安平大君(アンピョンデグン)が『不滅の恋人』のイ・フィとして甦った!

 

NHKのBSで放送の『不滅の恋人』に出てくるイ・フィという王子は、4代王・世宗(セジョン)の三男だった安平大君(アンピョンデグン)がモデルになっている。この安平大君は、「書の名人」として今でも韓国で高い評価を受けている。




競争心が強かった兄弟

世宗は長男の文宗(ムンジョン)を世子(セジャ/王の正式な後継者)にしたが、二男の首陽大君(スヤンデグン)と三男の安平大君にも大いに期待していた。
特に、首陽大君と安平大君については、兄の文宗をしっかり支えてほしいという気持ちを強く持っていた。
そこで、世宗は二人に重要な仕事をまかせた。天文観測やお経の翻訳、世宗の陵の場所を決めることなど、国家の重要事業を二人が一緒に管理するようにしたのであった。
世宗の晩年には、王命を伝えることも二人がやっていた。王家の中でも重要な位置にいる大君(正室が産んだ王の息子)たちの一人に一方的に権力が偏ると、後に王権の脅威になると考えた配慮だった。
長く一緒に政治に参加していた二人だったが、兄弟愛よりも競争心が強かった。
武人的な資質を持っていた首陽大君に対して、安平大君は詩、書、画に長けた芸術家だった。

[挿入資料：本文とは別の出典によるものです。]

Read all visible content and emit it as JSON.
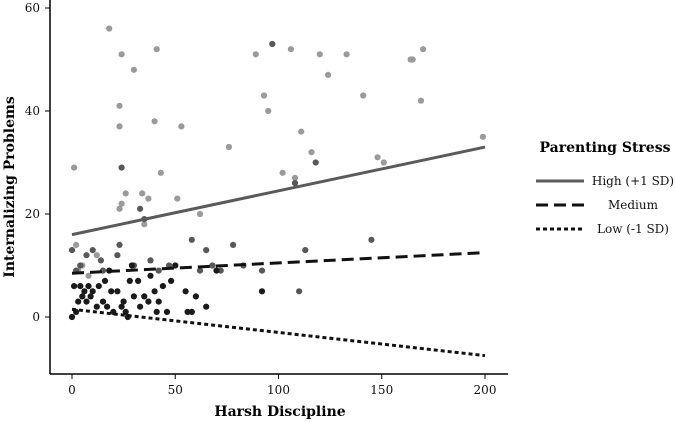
{
  "chart_data": {
    "type": "scatter",
    "xlabel": "Harsh Discipline",
    "ylabel": "Internalizing Problems",
    "xlim": [
      -5,
      210
    ],
    "ylim": [
      -10,
      60
    ],
    "xticks": [
      "0",
      "50",
      "100",
      "150",
      "200"
    ],
    "yticks": [
      "0",
      "20",
      "40",
      "60"
    ],
    "legend": {
      "title": "Parenting Stress",
      "placement": "right"
    },
    "lines": [
      {
        "name": "High (+1 SD)",
        "style": "solid",
        "color": "#5a5a5a",
        "x": [
          0,
          200
        ],
        "y": [
          16,
          33
        ]
      },
      {
        "name": "Medium",
        "style": "dashed",
        "color": "#111111",
        "x": [
          0,
          200
        ],
        "y": [
          8.5,
          12.5
        ]
      },
      {
        "name": "Low (-1 SD)",
        "style": "dotted",
        "color": "#111111",
        "x": [
          0,
          200
        ],
        "y": [
          1.5,
          -7.5
        ]
      }
    ],
    "series": [
      {
        "name": "High (+1 SD)",
        "color": "#9a9a9a",
        "points": [
          [
            1,
            29
          ],
          [
            2,
            14
          ],
          [
            3,
            9
          ],
          [
            5,
            10
          ],
          [
            8,
            8
          ],
          [
            12,
            12
          ],
          [
            18,
            56
          ],
          [
            23,
            41
          ],
          [
            23,
            37
          ],
          [
            24,
            51
          ],
          [
            24,
            22
          ],
          [
            23,
            21
          ],
          [
            26,
            24
          ],
          [
            30,
            48
          ],
          [
            34,
            24
          ],
          [
            37,
            23
          ],
          [
            35,
            18
          ],
          [
            40,
            38
          ],
          [
            41,
            52
          ],
          [
            43,
            28
          ],
          [
            51,
            23
          ],
          [
            53,
            37
          ],
          [
            62,
            20
          ],
          [
            76,
            33
          ],
          [
            89,
            51
          ],
          [
            93,
            43
          ],
          [
            95,
            40
          ],
          [
            102,
            28
          ],
          [
            106,
            52
          ],
          [
            108,
            27
          ],
          [
            111,
            36
          ],
          [
            116,
            32
          ],
          [
            120,
            51
          ],
          [
            124,
            47
          ],
          [
            133,
            51
          ],
          [
            141,
            43
          ],
          [
            148,
            31
          ],
          [
            151,
            30
          ],
          [
            164,
            50
          ],
          [
            165,
            50
          ],
          [
            169,
            42
          ],
          [
            170,
            52
          ],
          [
            199,
            35
          ]
        ]
      },
      {
        "name": "Medium",
        "color": "#585858",
        "points": [
          [
            0,
            13
          ],
          [
            2,
            9
          ],
          [
            4,
            10
          ],
          [
            7,
            12
          ],
          [
            10,
            13
          ],
          [
            14,
            11
          ],
          [
            15,
            9
          ],
          [
            22,
            12
          ],
          [
            23,
            14
          ],
          [
            24,
            29
          ],
          [
            30,
            10
          ],
          [
            33,
            21
          ],
          [
            35,
            19
          ],
          [
            38,
            11
          ],
          [
            42,
            9
          ],
          [
            47,
            10
          ],
          [
            58,
            15
          ],
          [
            62,
            9
          ],
          [
            65,
            13
          ],
          [
            68,
            10
          ],
          [
            72,
            9
          ],
          [
            78,
            14
          ],
          [
            83,
            10
          ],
          [
            92,
            9
          ],
          [
            97,
            53
          ],
          [
            108,
            26
          ],
          [
            110,
            5
          ],
          [
            113,
            13
          ],
          [
            118,
            30
          ],
          [
            145,
            15
          ]
        ]
      },
      {
        "name": "Low (-1 SD)",
        "color": "#1a1a1a",
        "points": [
          [
            0,
            0
          ],
          [
            1,
            6
          ],
          [
            2,
            1
          ],
          [
            3,
            3
          ],
          [
            4,
            6
          ],
          [
            5,
            4
          ],
          [
            6,
            5
          ],
          [
            7,
            3
          ],
          [
            8,
            6
          ],
          [
            9,
            4
          ],
          [
            10,
            5
          ],
          [
            12,
            2
          ],
          [
            13,
            6
          ],
          [
            15,
            3
          ],
          [
            16,
            7
          ],
          [
            17,
            2
          ],
          [
            18,
            9
          ],
          [
            19,
            5
          ],
          [
            20,
            1
          ],
          [
            22,
            5
          ],
          [
            24,
            2
          ],
          [
            25,
            3
          ],
          [
            26,
            1
          ],
          [
            27,
            0
          ],
          [
            28,
            7
          ],
          [
            29,
            10
          ],
          [
            30,
            4
          ],
          [
            32,
            7
          ],
          [
            33,
            2
          ],
          [
            35,
            4
          ],
          [
            37,
            3
          ],
          [
            38,
            8
          ],
          [
            40,
            5
          ],
          [
            41,
            1
          ],
          [
            42,
            3
          ],
          [
            44,
            6
          ],
          [
            46,
            1
          ],
          [
            48,
            7
          ],
          [
            50,
            10
          ],
          [
            55,
            5
          ],
          [
            56,
            1
          ],
          [
            58,
            1
          ],
          [
            60,
            4
          ],
          [
            65,
            2
          ],
          [
            70,
            9
          ],
          [
            92,
            5
          ]
        ]
      }
    ]
  }
}
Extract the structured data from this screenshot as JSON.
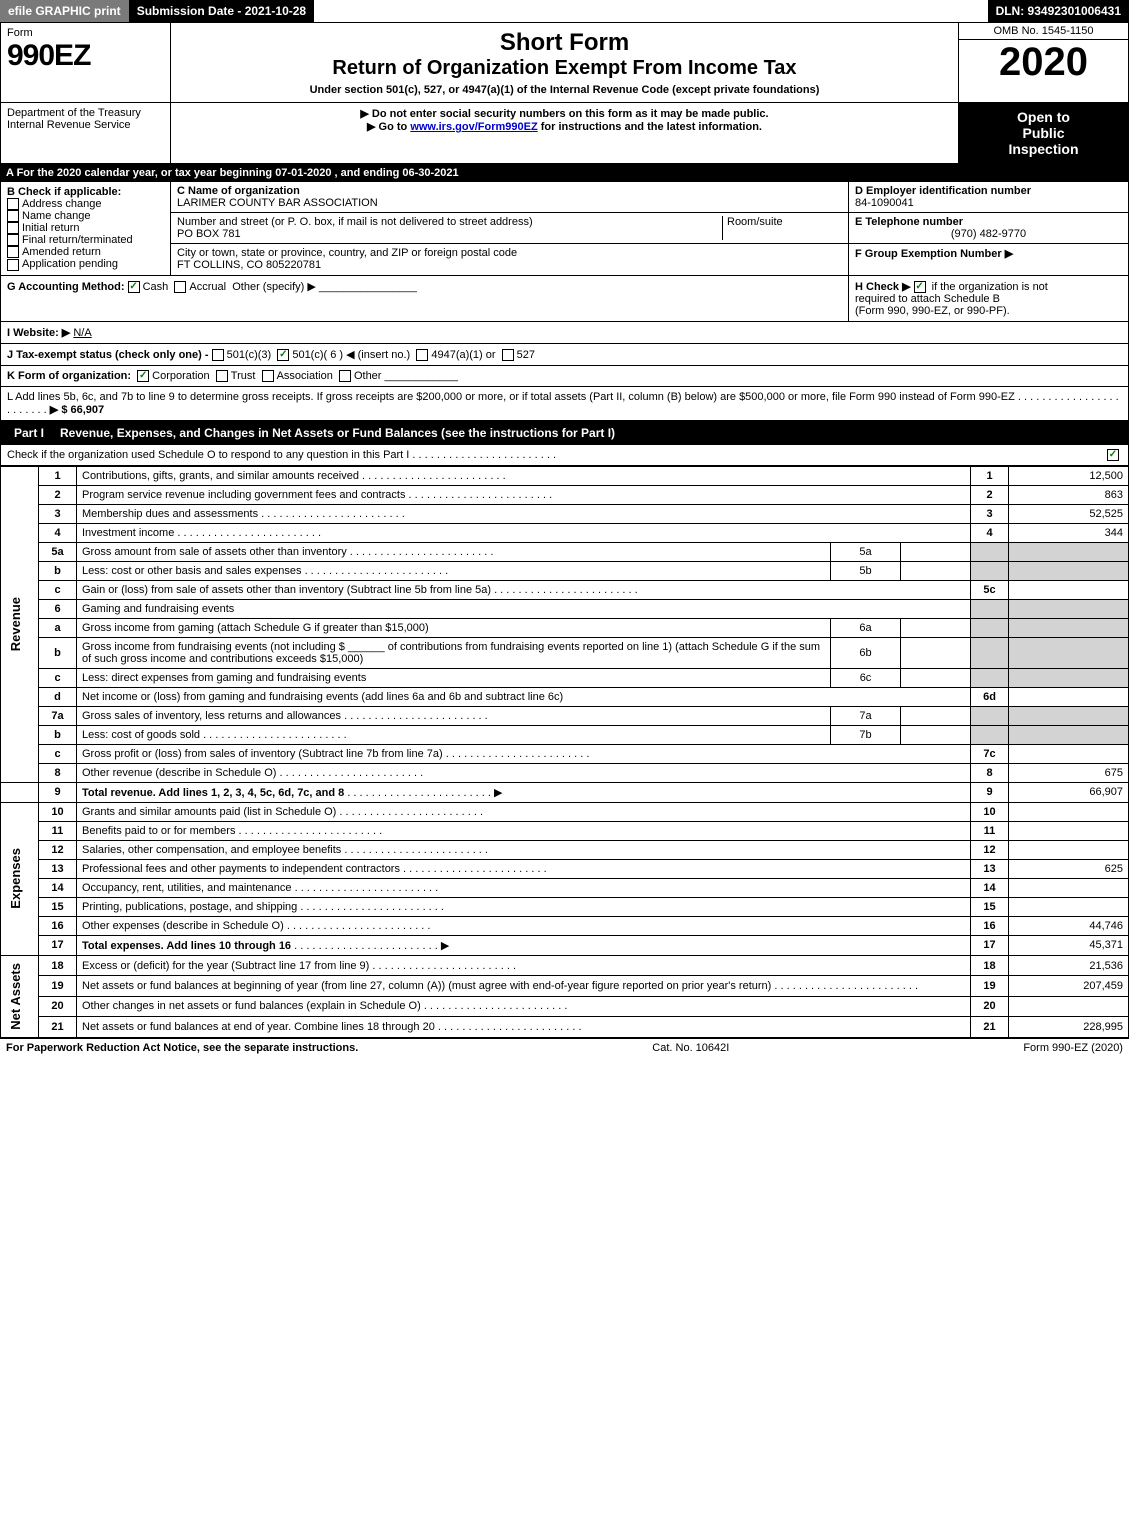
{
  "topbar": {
    "efile": "efile GRAPHIC print",
    "submission": "Submission Date - 2021-10-28",
    "dln": "DLN: 93492301006431"
  },
  "header": {
    "form_word": "Form",
    "form_number": "990EZ",
    "short_form": "Short Form",
    "title": "Return of Organization Exempt From Income Tax",
    "subtitle": "Under section 501(c), 527, or 4947(a)(1) of the Internal Revenue Code (except private foundations)",
    "omb": "OMB No. 1545-1150",
    "year": "2020",
    "dept1": "Department of the Treasury",
    "dept2": "Internal Revenue Service",
    "instr1": "▶ Do not enter social security numbers on this form as it may be made public.",
    "instr2_pre": "▶ Go to ",
    "instr2_link": "www.irs.gov/Form990EZ",
    "instr2_post": " for instructions and the latest information.",
    "open1": "Open to",
    "open2": "Public",
    "open3": "Inspection"
  },
  "section_a": "A For the 2020 calendar year, or tax year beginning 07-01-2020 , and ending 06-30-2021",
  "section_b": {
    "label": "B Check if applicable:",
    "opts": [
      "Address change",
      "Name change",
      "Initial return",
      "Final return/terminated",
      "Amended return",
      "Application pending"
    ]
  },
  "section_c": {
    "label": "C Name of organization",
    "name": "LARIMER COUNTY BAR ASSOCIATION",
    "addr_label": "Number and street (or P. O. box, if mail is not delivered to street address)",
    "room_label": "Room/suite",
    "addr": "PO BOX 781",
    "city_label": "City or town, state or province, country, and ZIP or foreign postal code",
    "city": "FT COLLINS, CO  805220781"
  },
  "section_d": {
    "label": "D Employer identification number",
    "value": "84-1090041"
  },
  "section_e": {
    "label": "E Telephone number",
    "value": "(970) 482-9770"
  },
  "section_f": {
    "label": "F Group Exemption Number  ▶"
  },
  "section_g": {
    "label": "G Accounting Method:",
    "cash": "Cash",
    "accrual": "Accrual",
    "other": "Other (specify) ▶"
  },
  "section_h": {
    "label": "H Check ▶",
    "text1": "if the organization is not",
    "text2": "required to attach Schedule B",
    "text3": "(Form 990, 990-EZ, or 990-PF)."
  },
  "section_i": {
    "label": "I Website: ▶",
    "value": "N/A"
  },
  "section_j": {
    "label": "J Tax-exempt status (check only one) - ",
    "o1": "501(c)(3)",
    "o2": "501(c)( 6 ) ◀ (insert no.)",
    "o3": "4947(a)(1) or",
    "o4": "527"
  },
  "section_k": {
    "label": "K Form of organization:",
    "o1": "Corporation",
    "o2": "Trust",
    "o3": "Association",
    "o4": "Other"
  },
  "section_l": {
    "text": "L Add lines 5b, 6c, and 7b to line 9 to determine gross receipts. If gross receipts are $200,000 or more, or if total assets (Part II, column (B) below) are $500,000 or more, file Form 990 instead of Form 990-EZ",
    "value": "▶ $ 66,907"
  },
  "part1": {
    "label": "Part I",
    "title": "Revenue, Expenses, and Changes in Net Assets or Fund Balances (see the instructions for Part I)",
    "check_text": "Check if the organization used Schedule O to respond to any question in this Part I"
  },
  "side": {
    "revenue": "Revenue",
    "expenses": "Expenses",
    "netassets": "Net Assets"
  },
  "lines": {
    "1": {
      "n": "1",
      "t": "Contributions, gifts, grants, and similar amounts received",
      "r": "1",
      "a": "12,500"
    },
    "2": {
      "n": "2",
      "t": "Program service revenue including government fees and contracts",
      "r": "2",
      "a": "863"
    },
    "3": {
      "n": "3",
      "t": "Membership dues and assessments",
      "r": "3",
      "a": "52,525"
    },
    "4": {
      "n": "4",
      "t": "Investment income",
      "r": "4",
      "a": "344"
    },
    "5a": {
      "n": "5a",
      "t": "Gross amount from sale of assets other than inventory",
      "sub": "5a"
    },
    "5b": {
      "n": "b",
      "t": "Less: cost or other basis and sales expenses",
      "sub": "5b"
    },
    "5c": {
      "n": "c",
      "t": "Gain or (loss) from sale of assets other than inventory (Subtract line 5b from line 5a)",
      "r": "5c"
    },
    "6": {
      "n": "6",
      "t": "Gaming and fundraising events"
    },
    "6a": {
      "n": "a",
      "t": "Gross income from gaming (attach Schedule G if greater than $15,000)",
      "sub": "6a"
    },
    "6b": {
      "n": "b",
      "t1": "Gross income from fundraising events (not including $",
      "t2": "of contributions from fundraising events reported on line 1) (attach Schedule G if the sum of such gross income and contributions exceeds $15,000)",
      "sub": "6b"
    },
    "6c": {
      "n": "c",
      "t": "Less: direct expenses from gaming and fundraising events",
      "sub": "6c"
    },
    "6d": {
      "n": "d",
      "t": "Net income or (loss) from gaming and fundraising events (add lines 6a and 6b and subtract line 6c)",
      "r": "6d"
    },
    "7a": {
      "n": "7a",
      "t": "Gross sales of inventory, less returns and allowances",
      "sub": "7a"
    },
    "7b": {
      "n": "b",
      "t": "Less: cost of goods sold",
      "sub": "7b"
    },
    "7c": {
      "n": "c",
      "t": "Gross profit or (loss) from sales of inventory (Subtract line 7b from line 7a)",
      "r": "7c"
    },
    "8": {
      "n": "8",
      "t": "Other revenue (describe in Schedule O)",
      "r": "8",
      "a": "675"
    },
    "9": {
      "n": "9",
      "t": "Total revenue. Add lines 1, 2, 3, 4, 5c, 6d, 7c, and 8",
      "r": "9",
      "a": "66,907"
    },
    "10": {
      "n": "10",
      "t": "Grants and similar amounts paid (list in Schedule O)",
      "r": "10"
    },
    "11": {
      "n": "11",
      "t": "Benefits paid to or for members",
      "r": "11"
    },
    "12": {
      "n": "12",
      "t": "Salaries, other compensation, and employee benefits",
      "r": "12"
    },
    "13": {
      "n": "13",
      "t": "Professional fees and other payments to independent contractors",
      "r": "13",
      "a": "625"
    },
    "14": {
      "n": "14",
      "t": "Occupancy, rent, utilities, and maintenance",
      "r": "14"
    },
    "15": {
      "n": "15",
      "t": "Printing, publications, postage, and shipping",
      "r": "15"
    },
    "16": {
      "n": "16",
      "t": "Other expenses (describe in Schedule O)",
      "r": "16",
      "a": "44,746"
    },
    "17": {
      "n": "17",
      "t": "Total expenses. Add lines 10 through 16",
      "r": "17",
      "a": "45,371"
    },
    "18": {
      "n": "18",
      "t": "Excess or (deficit) for the year (Subtract line 17 from line 9)",
      "r": "18",
      "a": "21,536"
    },
    "19": {
      "n": "19",
      "t": "Net assets or fund balances at beginning of year (from line 27, column (A)) (must agree with end-of-year figure reported on prior year's return)",
      "r": "19",
      "a": "207,459"
    },
    "20": {
      "n": "20",
      "t": "Other changes in net assets or fund balances (explain in Schedule O)",
      "r": "20"
    },
    "21": {
      "n": "21",
      "t": "Net assets or fund balances at end of year. Combine lines 18 through 20",
      "r": "21",
      "a": "228,995"
    }
  },
  "footer": {
    "left": "For Paperwork Reduction Act Notice, see the separate instructions.",
    "mid": "Cat. No. 10642I",
    "right": "Form 990-EZ (2020)"
  }
}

特に書は中国までその名がとどろき、彼の書がほしいと願う人が多いほどであった。それだけに、安平大君の自負心も兄である首陽大君に負けなかった。

対抗できる存在

二人の大君の力が大きくなるにつれて、彼らのまわりには人が集まり始め、彼らがライバル的な関係になると、王宮では首陽大君派と安平大君派ができて、対立するようになっていった。
1450年に文宗は世宗の王位を継いだが、わずか2年で亡くなった。
文宗の長男であった端宗(タンジョン)が6代王となった。
しかし、まだ11歳だったので、後見人が必要だった。その筆頭が重臣の金宗瑞(キム・ジョンソ)である。




金宗瑞を含む大臣たちは、王位に野心を燃やす首陽大君を牽制するために安平大君を頼った。なにしろ、巨大な力を持っている首陽大君の存在は脅威であり、対抗できる存在は安平大君しかいなかった。
大臣たちに支えられて安平大君は兄の首陽大君を越えるほどの勢いを得た。このように宮廷の力が安平大君に集まっていたものの、それでも首陽大君は虎視眈々と王位強奪の機会をうかがった。